Julie and I couldn’t figure out why LP considered Lucca “love-at-first-sight” as this town was too modernized, busy, and less charming than most of the towns we had already seen. We had trouble seeing the appeal and concluded that LP oversold this place.
The drive along the A11 and then the A1 on the same route we had taken this morning was once again pretty smooth and event free. The skies were mostly a mix between patchy clouds and sun, and when it was around 4pm, the GPS told us to take an exit that was quite far north of Montepulciano.
Thinking this was a mistake, I kept going along the A1. But then I realized that the GPS had us take a fairly roundabout way to get to Montepulciano from an exit that was way south of town. Clearly, there was no direct exit to the autostrada, and now instead of being back at our room at around 4:15pm, it was going to be on the order of 4:35pm.
To add insult to injury, the exit we took did not have a manned kiosk. So not wanting to risk having the machine eat my credit card, we had to put in 12.80 euros of cash. That really sucked as we were running low on cash already.
And sure enough it wasn’t until about 4:50pm when we parked in the familiar spot by the Church of S. Francesco (hoping we wouldn’t somehow get a ZTL fine after the fact despite the hotel endorsing us to use their spot).
Our arrival back to our room couldn’t have come soon enough as I needed to use the toilet once again as I had to battle yet another bout of diarrhea. Boy this being unable to hold our food down on this trip was really getting old fast.
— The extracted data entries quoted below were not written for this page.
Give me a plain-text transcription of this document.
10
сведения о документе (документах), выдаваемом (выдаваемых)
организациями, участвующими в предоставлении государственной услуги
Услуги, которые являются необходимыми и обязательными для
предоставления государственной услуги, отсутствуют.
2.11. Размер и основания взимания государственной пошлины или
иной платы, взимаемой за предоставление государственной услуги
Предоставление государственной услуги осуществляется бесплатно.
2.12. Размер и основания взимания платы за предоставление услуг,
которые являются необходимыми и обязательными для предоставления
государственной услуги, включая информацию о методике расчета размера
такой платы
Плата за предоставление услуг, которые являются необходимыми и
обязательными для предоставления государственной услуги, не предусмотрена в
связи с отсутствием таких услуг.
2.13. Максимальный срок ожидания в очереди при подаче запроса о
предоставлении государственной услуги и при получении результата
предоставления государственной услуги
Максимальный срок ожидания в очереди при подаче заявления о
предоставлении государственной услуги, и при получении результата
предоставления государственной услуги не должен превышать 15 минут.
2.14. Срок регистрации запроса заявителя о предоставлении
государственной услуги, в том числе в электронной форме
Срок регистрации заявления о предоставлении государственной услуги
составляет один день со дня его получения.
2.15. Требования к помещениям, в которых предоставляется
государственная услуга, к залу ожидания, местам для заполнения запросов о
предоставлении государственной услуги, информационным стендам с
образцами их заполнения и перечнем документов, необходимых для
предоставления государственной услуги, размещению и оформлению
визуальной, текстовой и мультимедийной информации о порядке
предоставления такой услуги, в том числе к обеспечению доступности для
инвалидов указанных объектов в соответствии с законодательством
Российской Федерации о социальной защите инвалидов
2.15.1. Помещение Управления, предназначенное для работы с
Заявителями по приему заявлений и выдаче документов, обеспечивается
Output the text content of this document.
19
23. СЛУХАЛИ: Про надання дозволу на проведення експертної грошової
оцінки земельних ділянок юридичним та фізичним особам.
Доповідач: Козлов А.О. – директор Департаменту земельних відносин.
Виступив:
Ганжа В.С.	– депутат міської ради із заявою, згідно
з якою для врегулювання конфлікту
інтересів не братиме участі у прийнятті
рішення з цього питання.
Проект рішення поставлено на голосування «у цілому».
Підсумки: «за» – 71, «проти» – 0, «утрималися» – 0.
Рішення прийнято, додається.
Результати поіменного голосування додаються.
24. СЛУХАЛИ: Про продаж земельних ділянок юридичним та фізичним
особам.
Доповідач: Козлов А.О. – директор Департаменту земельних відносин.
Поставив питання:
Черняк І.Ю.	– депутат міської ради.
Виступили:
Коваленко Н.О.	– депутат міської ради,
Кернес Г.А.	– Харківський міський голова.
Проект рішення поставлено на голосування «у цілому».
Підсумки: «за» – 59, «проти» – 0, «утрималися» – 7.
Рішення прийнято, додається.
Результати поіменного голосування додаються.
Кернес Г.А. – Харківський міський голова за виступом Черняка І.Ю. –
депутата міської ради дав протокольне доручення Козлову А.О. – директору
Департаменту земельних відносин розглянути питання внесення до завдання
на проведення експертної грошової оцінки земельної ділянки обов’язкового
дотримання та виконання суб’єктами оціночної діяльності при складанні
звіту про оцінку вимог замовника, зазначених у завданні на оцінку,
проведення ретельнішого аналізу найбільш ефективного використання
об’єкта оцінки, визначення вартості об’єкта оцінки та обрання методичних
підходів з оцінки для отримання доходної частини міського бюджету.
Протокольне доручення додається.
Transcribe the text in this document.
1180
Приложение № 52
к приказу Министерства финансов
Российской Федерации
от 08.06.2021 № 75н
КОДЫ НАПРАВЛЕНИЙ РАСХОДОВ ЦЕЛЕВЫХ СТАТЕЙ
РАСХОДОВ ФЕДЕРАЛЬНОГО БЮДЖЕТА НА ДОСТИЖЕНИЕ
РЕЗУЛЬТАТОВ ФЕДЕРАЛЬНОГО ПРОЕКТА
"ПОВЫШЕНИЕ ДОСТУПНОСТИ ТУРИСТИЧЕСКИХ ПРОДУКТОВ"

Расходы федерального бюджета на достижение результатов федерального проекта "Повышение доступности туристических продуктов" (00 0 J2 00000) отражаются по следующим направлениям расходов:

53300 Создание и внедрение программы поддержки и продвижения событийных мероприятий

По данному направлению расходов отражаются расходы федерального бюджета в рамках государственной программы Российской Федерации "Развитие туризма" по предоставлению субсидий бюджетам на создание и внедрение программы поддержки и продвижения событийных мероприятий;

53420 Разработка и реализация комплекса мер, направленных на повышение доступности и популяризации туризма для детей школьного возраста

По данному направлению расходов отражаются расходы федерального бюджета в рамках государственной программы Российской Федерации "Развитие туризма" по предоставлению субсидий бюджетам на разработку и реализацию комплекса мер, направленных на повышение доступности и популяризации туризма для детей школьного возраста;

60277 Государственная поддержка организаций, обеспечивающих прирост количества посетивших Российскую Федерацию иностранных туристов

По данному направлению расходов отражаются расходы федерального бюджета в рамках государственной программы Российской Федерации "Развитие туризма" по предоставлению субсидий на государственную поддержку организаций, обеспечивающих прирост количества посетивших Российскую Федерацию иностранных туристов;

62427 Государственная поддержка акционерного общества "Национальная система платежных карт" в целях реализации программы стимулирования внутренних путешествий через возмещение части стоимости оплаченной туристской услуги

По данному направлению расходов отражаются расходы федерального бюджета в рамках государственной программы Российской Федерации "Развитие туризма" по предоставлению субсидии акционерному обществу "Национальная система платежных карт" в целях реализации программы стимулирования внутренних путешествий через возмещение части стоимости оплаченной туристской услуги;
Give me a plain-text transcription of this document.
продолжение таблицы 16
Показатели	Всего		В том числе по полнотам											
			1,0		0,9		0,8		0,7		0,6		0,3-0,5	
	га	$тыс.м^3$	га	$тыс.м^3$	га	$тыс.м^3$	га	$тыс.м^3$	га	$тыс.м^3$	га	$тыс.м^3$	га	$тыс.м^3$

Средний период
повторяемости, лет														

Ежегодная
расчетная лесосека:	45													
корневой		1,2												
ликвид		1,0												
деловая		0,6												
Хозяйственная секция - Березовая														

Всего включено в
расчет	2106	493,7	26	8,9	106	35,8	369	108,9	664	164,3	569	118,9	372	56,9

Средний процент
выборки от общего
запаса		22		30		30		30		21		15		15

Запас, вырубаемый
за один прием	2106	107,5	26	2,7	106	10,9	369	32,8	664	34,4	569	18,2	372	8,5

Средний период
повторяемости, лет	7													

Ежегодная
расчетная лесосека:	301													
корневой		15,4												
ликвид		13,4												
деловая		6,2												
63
Still with that said, we headed back out into town at 6pm. In the process, we paid for our room, which unfortunately was only accepted in cash at 150 euros. That pretty much depleted just about all of our cash reserves, and now we were in worry mode as we weren’t sure how we were going to exchange money between now and the full day we’d be in Florence (two days from today).
After being silly trying to photograph the Grande Piazza where Edward was supposedly trying to expose himself as a vampire in the New Moon movie, we then walked down the main thoroughfare towards the bottom where we once again walked through more mall-like passages.
We’d eventually settle on this trattoria at the bottom of the hill because they were open, and we wanted to have an early dinner so we could get back up to our room in time for sunset.
Our food was actually decent as Julie’s soup really was soup this time, and the duck I had was like duck confit. The bruschetta that had garlic left a little to be desired because the garlic was brown and had a bit of a weird sour taste. I knew from my French language lessons that overcooked garlic meant sour taste, and this was definitely the case.
We constantly worried about diarrhea and not being able to keep the food down as we ate. And when we settled the bill and left, it was about 8pm when we finally made it back up the hill to our Camera Bellavista room.
And it was just in time as Julie went right into the toilet to do her visit to the porcelain god.
The rest of the day was spent trying to duplicate yesterday’s gorgeous sunset. This time it was my turn to observe it since I was incapacitated more or less yesterday. Meanwhile, Julie was preoccupied with internetting from downstairs because somehow the router we were supposed to connect to in our room wasn’t operational (i.e. we couldn’t connect anymore).
It turned out that sunset somehow didn’t seem as dramatic as yesterday’s, but it was still beautiful. I actually had more trouble trying to figure out how to capture the colors of the sunset without having the foreground subjects too dark. Conversely, I also had trouble trying to resolve the rolling hills and buildings in foreground without washing out the setting sun. In any case, I did what I could and that as that.
So with that, we pretty much called it the end to this rather long and very chilly (especially in Montepulciano) day. Tomorrow, we march on to Val d’Orcia with a tour to Siena. Even in our medievaled out state, we mind as well check out that place since it was so famous by so many sources. We’ll have to see for ourselves. Then, Val d’Orcia was said to be UNESCO so we’ll have to see that for ourselves, too.